Phonics Is Key For Learning To Read

We feel it is important that when children first begin to learn the alphabet and the sounds associated with the letters (phonics), it must be taught in a very clear and logical way, so children develop a solid knowledge of this fundamental information – a vital building block in their education.

So from the beginning, teach your children the alphabet in the correct order. Introduce individual letters by telling them the name and then modelling the sound and asking them to repeat it. 

It is really important to model the correct letter sounds at this stage as learning these accurately will help children to blend sounds and read words.  Please see our Bear Beginnings Phonics Video which will help you with the pronunciation of individual letter sounds.

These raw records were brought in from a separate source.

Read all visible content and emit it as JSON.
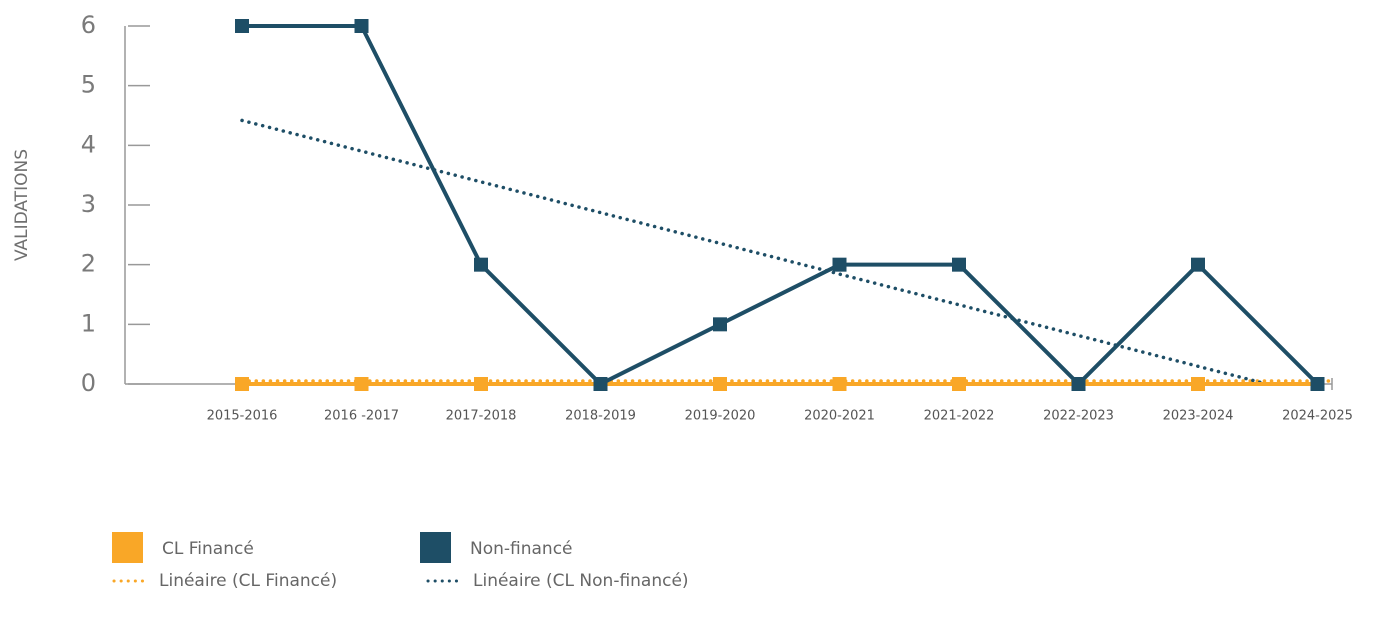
{
  "chart_data": {
    "type": "line",
    "y_label": "VALIDATIONS",
    "categories": [
      "2015-2016",
      "2016 -2017",
      "2017-2018",
      "2018-2019",
      "2019-2020",
      "2020-2021",
      "2021-2022",
      "2022-2023",
      "2023-2024",
      "2024-2025"
    ],
    "series": [
      {
        "name": "CL Financé",
        "color": "#f9a727",
        "trendline": "linear",
        "trend_name": "Linéaire (CL Financé)",
        "values": [
          0,
          0,
          0,
          0,
          0,
          0,
          0,
          0,
          0,
          0
        ]
      },
      {
        "name": "Non-financé",
        "color": "#1e4e66",
        "trendline": "linear",
        "trend_name": "Linéaire (CL Non-financé)",
        "values": [
          6,
          6,
          2,
          0,
          1,
          2,
          2,
          0,
          2,
          0
        ]
      }
    ],
    "ylim": [
      0,
      6
    ],
    "yticks": [
      0,
      1,
      2,
      3,
      4,
      5,
      6
    ],
    "grid": false,
    "legend": "bottom-left"
  }
}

How Can Children Read Words?

Children only need to learn a few individual letters and sounds before they can begin to join them together to read words. So once they have reached ‘e’, they can already read the words ‘bed’ and ‘cab’, for example, simply by joining the individual sounds together. These simple three letter words are known as ‘cvc’ words – consonant, vowel, consonant.

Reading CVC words
Blending sounds to read
Reading cvc words
Learning to read

By using the Alphabet Bears from Bear Beginnings, children become familiar with the name and sound of the letters.  Simply place 3 bears next to each other to make words. It is amazing to see the expression on a child’s face when they realise they have read a word.  You can have great fun together moving the bears around to make other words.  It does not matter whether they are real or nonsense words.  You are encouraging concentration skills and confidence and above all, you and your child are having fun – the key element in learning!